On Mar 2, 2012, at 11:52 AM, Paul Kapinos wrote:

> Hello Ralph,
> I've some questions on placement and -cpus-per-rank.
> 
>> First, use the --cpus-per-rank option to separate the ranks from each other. 
>> In other words, instead of --bind-to-socket -bysocket, you do:
>> -bind-to-core -cpus-per-rank N
>> This will take each rank and bind it to a unique set of N cores, thereby 
>> cleanly separating them on the node.
> 
> Yes, it helps a lot,  but the placement arranged in this way is still not 
> optimal, I believe.
> The cores are assigned from 0 on in incremental order. On a 2-socket, 12-core 
> machine:
> (0,1,2,3,4,  5[,12,13,14,15,16,17])
> (6,7,8,9,10,11[,18,19,20,21,22,23])
> ^cores^ ^hypercores^
> 
> running 2 processes with 5 threads lead to this:
> 
> 0 <#> linuxbdc07.rz.RWTH-Aachen.DE <#> physcpubind: 0 1 2 3 4
> 1 <#> linuxbdc07.rz.RWTH-Aachen.DE <#> physcpubind: 5 6 7 8 9
> (not used cores: 10, 11; not used hypercores: 12-23)
> That is, there is an MPI Process bound to core 0 (which is sweet-pot for may 
> kernel things), and the threads of the 2nd process are spawned over both 
> sockets.

Yeah, the current implementation isn't quite as good as we'd like. We rewrote 
the entire binding system for the trunk/upcoming 1.7 series.

> 
> - is there a way to say to the system to spawn the processes (= slot chunks 
> defined by -cpus-per-rank N) over the sockets in round-robin model?

No, but I should add it

> - is there a way to say "do not use this core number!" in order to add some 
> alignment in core numbering?

No, but again, I should add it

> - in there a way to use the hypercores in company with the real cores?

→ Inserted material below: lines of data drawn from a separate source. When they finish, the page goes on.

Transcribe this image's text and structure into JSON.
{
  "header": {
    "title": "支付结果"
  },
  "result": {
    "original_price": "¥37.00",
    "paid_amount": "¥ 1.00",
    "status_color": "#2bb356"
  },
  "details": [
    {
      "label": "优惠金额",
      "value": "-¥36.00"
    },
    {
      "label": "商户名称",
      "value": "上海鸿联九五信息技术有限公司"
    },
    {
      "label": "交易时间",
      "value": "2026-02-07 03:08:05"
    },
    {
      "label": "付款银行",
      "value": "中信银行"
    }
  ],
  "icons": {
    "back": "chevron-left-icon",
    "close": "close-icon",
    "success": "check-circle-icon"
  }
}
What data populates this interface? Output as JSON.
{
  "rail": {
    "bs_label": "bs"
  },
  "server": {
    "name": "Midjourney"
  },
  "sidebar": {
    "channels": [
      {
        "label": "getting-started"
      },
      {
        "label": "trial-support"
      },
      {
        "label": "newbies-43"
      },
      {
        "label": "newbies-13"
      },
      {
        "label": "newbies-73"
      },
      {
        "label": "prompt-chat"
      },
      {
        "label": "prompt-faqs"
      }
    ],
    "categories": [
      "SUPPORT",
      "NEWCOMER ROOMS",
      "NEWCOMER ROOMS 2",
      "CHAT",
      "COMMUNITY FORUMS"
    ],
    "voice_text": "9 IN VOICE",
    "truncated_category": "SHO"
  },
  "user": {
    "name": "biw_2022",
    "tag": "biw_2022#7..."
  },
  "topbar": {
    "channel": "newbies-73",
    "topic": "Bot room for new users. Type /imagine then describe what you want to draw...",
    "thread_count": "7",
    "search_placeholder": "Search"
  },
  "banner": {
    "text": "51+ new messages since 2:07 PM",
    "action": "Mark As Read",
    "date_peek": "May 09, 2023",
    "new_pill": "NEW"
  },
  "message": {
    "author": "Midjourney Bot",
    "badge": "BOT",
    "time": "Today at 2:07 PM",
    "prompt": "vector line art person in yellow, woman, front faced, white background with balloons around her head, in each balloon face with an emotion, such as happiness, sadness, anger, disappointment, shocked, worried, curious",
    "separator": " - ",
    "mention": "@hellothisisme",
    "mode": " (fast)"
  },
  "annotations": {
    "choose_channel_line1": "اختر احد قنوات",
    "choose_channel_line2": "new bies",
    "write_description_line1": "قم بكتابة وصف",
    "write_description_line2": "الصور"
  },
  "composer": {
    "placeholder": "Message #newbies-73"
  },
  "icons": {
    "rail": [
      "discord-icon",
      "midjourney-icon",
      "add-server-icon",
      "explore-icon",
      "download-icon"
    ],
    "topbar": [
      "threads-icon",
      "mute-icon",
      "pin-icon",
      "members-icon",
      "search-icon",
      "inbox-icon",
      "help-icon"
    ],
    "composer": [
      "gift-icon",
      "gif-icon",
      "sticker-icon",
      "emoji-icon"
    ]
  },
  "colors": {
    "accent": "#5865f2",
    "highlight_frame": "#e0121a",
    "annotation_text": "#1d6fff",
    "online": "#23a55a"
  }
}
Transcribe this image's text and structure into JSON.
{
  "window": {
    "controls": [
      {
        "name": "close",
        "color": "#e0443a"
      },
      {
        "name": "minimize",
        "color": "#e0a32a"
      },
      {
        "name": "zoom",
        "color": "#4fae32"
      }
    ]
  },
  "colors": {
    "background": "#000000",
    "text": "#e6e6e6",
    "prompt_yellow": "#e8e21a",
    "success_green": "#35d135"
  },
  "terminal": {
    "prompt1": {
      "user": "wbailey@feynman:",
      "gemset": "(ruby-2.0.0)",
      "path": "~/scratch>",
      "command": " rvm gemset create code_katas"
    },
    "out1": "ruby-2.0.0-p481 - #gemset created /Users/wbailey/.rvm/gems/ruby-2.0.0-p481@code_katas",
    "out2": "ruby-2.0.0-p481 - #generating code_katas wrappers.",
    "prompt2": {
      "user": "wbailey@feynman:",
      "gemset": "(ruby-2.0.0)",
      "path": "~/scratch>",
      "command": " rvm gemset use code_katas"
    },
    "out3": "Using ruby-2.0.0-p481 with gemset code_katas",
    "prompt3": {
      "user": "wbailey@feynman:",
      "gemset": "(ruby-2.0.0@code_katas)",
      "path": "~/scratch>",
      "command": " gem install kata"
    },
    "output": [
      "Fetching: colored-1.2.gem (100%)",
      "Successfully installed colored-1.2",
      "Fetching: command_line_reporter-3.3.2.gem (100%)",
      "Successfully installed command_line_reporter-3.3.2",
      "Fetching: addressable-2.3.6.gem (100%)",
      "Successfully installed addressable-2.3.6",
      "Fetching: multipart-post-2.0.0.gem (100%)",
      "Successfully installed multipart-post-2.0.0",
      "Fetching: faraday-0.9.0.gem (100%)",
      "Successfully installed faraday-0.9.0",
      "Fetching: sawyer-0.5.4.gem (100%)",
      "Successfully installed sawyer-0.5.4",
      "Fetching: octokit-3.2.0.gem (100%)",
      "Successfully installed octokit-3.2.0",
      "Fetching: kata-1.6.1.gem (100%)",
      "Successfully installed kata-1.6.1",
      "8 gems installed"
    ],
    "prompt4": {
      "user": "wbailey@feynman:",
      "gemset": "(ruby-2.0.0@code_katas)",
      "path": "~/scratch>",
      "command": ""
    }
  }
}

Not in the 1.5 series, but on the trunk you can

> 
> And last but not least, I found out that the starting and running the program 
> on differing hardware is problematic.
> 
> Trying to start 2-rank, 5-thread on 2x6 core computer from my 4-core 
> workstation, I get the below error message.
> 
> Seem that the calculation of core numbers / pinning determination is a part 
> of *mpiexec* process instead of being run on the target node? *puzzled*

No, it is done on the backend. I suspect there is a bug, though, that is 
causing the number of cores/socket to be *sensed* on the mpiexec node and then 
*passed* back to the daemon. Hasn't surfaced before because the only folks 
using this option are on homogeneous systems.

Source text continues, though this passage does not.